7/10
Not mind blowing, but still enjoyable.
5 January 2017
This 1991 sequel to David Cronenberg's 1981 horror hit Scanners went straight to video in the UK, so I was fully expecting the film to be a cheap and cheesy cash-in with few redeeming features. But while Scanners II: The New Order isn't quite on a par with the original, it's still a very serviceable movie, a respectful follow-up with a decent plot, fine performances, and just enough splatter to satisfy those who, like me, regard the exploding head in the first film to be one of the best make-up effects ever committed to film.

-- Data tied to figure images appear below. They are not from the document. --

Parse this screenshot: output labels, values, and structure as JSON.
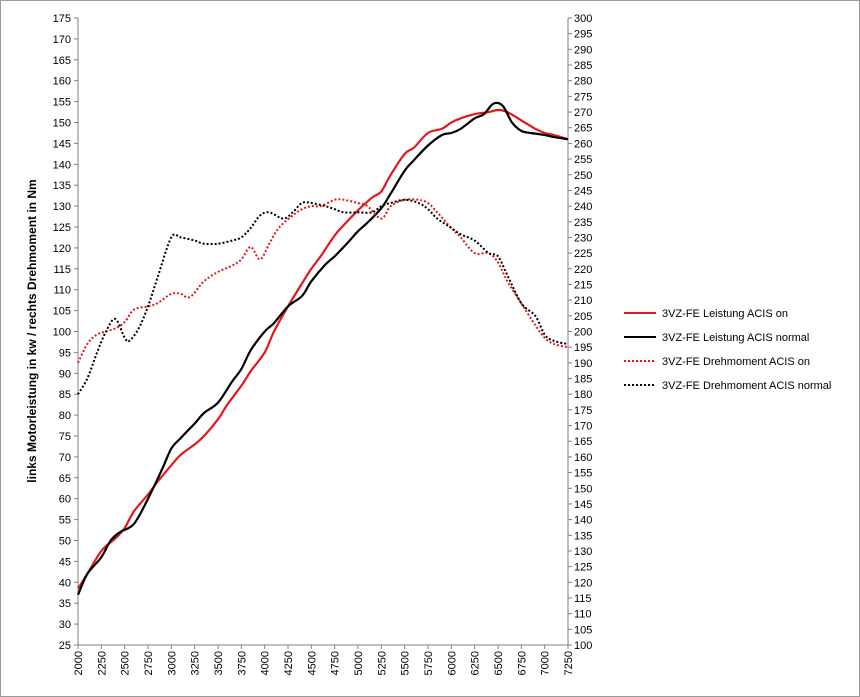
{
  "chart_data": {
    "type": "line",
    "ylabel": "links Motorleistung in kw / rechts Drehmoment in Nm",
    "x_ticks": [
      2000,
      2250,
      2500,
      2750,
      3000,
      3250,
      3500,
      3750,
      4000,
      4250,
      4500,
      4750,
      5000,
      5250,
      5500,
      5750,
      6000,
      6250,
      6500,
      6750,
      7000,
      7250
    ],
    "xlim": [
      2000,
      7250
    ],
    "ylim_left": [
      25,
      175
    ],
    "ylim_right": [
      100,
      300
    ],
    "left_tick_step": 5,
    "right_tick_step": 5,
    "grid": false,
    "legend_position": "right",
    "series": [
      {
        "name": "3VZ-FE Leistung ACIS on",
        "axis": "left",
        "color": "#e3181c",
        "style": "solid",
        "x": [
          2000,
          2100,
          2250,
          2400,
          2500,
          2600,
          2750,
          2850,
          3000,
          3100,
          3250,
          3350,
          3500,
          3600,
          3750,
          3850,
          4000,
          4100,
          4250,
          4400,
          4500,
          4600,
          4750,
          4850,
          5000,
          5150,
          5250,
          5350,
          5500,
          5600,
          5750,
          5900,
          6000,
          6100,
          6250,
          6400,
          6500,
          6600,
          6750,
          6900,
          7000,
          7100,
          7250
        ],
        "y": [
          38.5,
          42,
          47.5,
          50.5,
          53,
          57,
          61,
          64,
          68,
          70.5,
          73,
          75,
          79,
          82.5,
          87,
          90.5,
          95,
          100,
          106,
          111.5,
          115,
          118,
          123,
          125.5,
          129,
          132,
          133.5,
          137.5,
          142.5,
          144,
          147.5,
          148.5,
          150,
          151,
          152,
          152.5,
          153,
          152.5,
          150.5,
          148.5,
          147.5,
          147,
          146
        ]
      },
      {
        "name": "3VZ-FE Leistung ACIS normal",
        "axis": "left",
        "color": "#000000",
        "style": "solid",
        "x": [
          2000,
          2100,
          2250,
          2350,
          2450,
          2600,
          2750,
          2900,
          3000,
          3100,
          3250,
          3350,
          3500,
          3650,
          3750,
          3850,
          4000,
          4100,
          4250,
          4400,
          4500,
          4650,
          4750,
          4900,
          5000,
          5100,
          5250,
          5350,
          5500,
          5600,
          5750,
          5900,
          6000,
          6100,
          6250,
          6350,
          6450,
          6550,
          6650,
          6750,
          6850,
          7000,
          7100,
          7250
        ],
        "y": [
          37,
          42,
          46,
          50,
          52,
          54,
          60,
          67,
          72,
          74.5,
          78,
          80.5,
          83,
          88,
          91,
          95.5,
          100,
          102,
          106,
          108.5,
          112,
          116,
          118,
          121.5,
          124,
          126,
          129.5,
          133,
          138.5,
          141,
          144.5,
          147,
          147.5,
          148.5,
          151,
          152,
          154.5,
          154,
          150,
          148,
          147.5,
          147,
          146.5,
          146
        ]
      },
      {
        "name": "3VZ-FE Drehmoment ACIS on",
        "axis": "right",
        "color": "#e3181c",
        "style": "dotted",
        "x": [
          2000,
          2100,
          2200,
          2300,
          2400,
          2500,
          2600,
          2750,
          2850,
          3000,
          3100,
          3200,
          3350,
          3500,
          3650,
          3750,
          3850,
          3950,
          4050,
          4150,
          4300,
          4400,
          4500,
          4600,
          4750,
          4850,
          5000,
          5100,
          5250,
          5350,
          5500,
          5650,
          5750,
          5850,
          6000,
          6100,
          6250,
          6400,
          6500,
          6600,
          6750,
          6900,
          7000,
          7100,
          7250
        ],
        "y": [
          190,
          196,
          199,
          200,
          201,
          203,
          207,
          208,
          209,
          212,
          212,
          211,
          216,
          219,
          221,
          223,
          227,
          223,
          228,
          233,
          237,
          239,
          240,
          240,
          242,
          242,
          241,
          240,
          236,
          240,
          242,
          242,
          241,
          238,
          233,
          230,
          225,
          225,
          222,
          216,
          209,
          202,
          198,
          196,
          195
        ]
      },
      {
        "name": "3VZ-FE Drehmoment ACIS normal",
        "axis": "right",
        "color": "#000000",
        "style": "dotted",
        "x": [
          2000,
          2100,
          2200,
          2300,
          2400,
          2500,
          2550,
          2650,
          2750,
          2850,
          3000,
          3100,
          3250,
          3350,
          3500,
          3650,
          3750,
          3850,
          3950,
          4050,
          4200,
          4300,
          4400,
          4500,
          4650,
          4750,
          4850,
          5000,
          5150,
          5250,
          5350,
          5500,
          5650,
          5750,
          5850,
          6000,
          6100,
          6250,
          6400,
          6500,
          6600,
          6750,
          6900,
          7000,
          7100,
          7250
        ],
        "y": [
          180,
          185,
          193,
          200,
          204,
          198,
          197,
          201,
          208,
          217,
          230,
          230,
          229,
          228,
          228,
          229,
          230,
          233,
          237,
          238,
          236,
          238,
          241,
          241,
          240,
          239,
          238,
          238,
          238,
          240,
          241,
          242,
          241,
          239,
          236,
          233,
          231,
          229,
          225,
          224,
          218,
          209,
          205,
          199,
          197,
          196
        ]
      }
    ]
  }
}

David Hewlett stars as 'scanner' David Kellum, whose extraordinary psychic powers enable him to control people's minds and inflict pain/damage on those who threaten him. With such a special gift, he is quickly recruited by power hungry Commander John Forrester (Yvan Ponton), who wants to use David as a tool in the building of a totalitarian 'new order'. However, when David realises that Forrester is a fascist dictator in the making, he rebels, pitting him in a desperate battle against Forrester's less idealistic scanners, of which Peter Drak (Raoul Max Trujillo) is the most powerful.

Horrible saxophone score aside, there isn't really much to dislike about The New Order: director Christian Duguay keeps things moving along at a reasonable pace, the cinematography is good, there are two juicy exploding noggins (although neither are as shocking as FX genius Dick Smith's handiwork in Cronenberg's movie), and rounding out the cast are Deborah Raffin as David's babelicious older sister Julie, Tom Butler as nasty Doctor Morse, and Isabelle Mejias as David's girlfriend Alice Leonardo.

6.5 out of 10, rounded up to 7 for IMDb.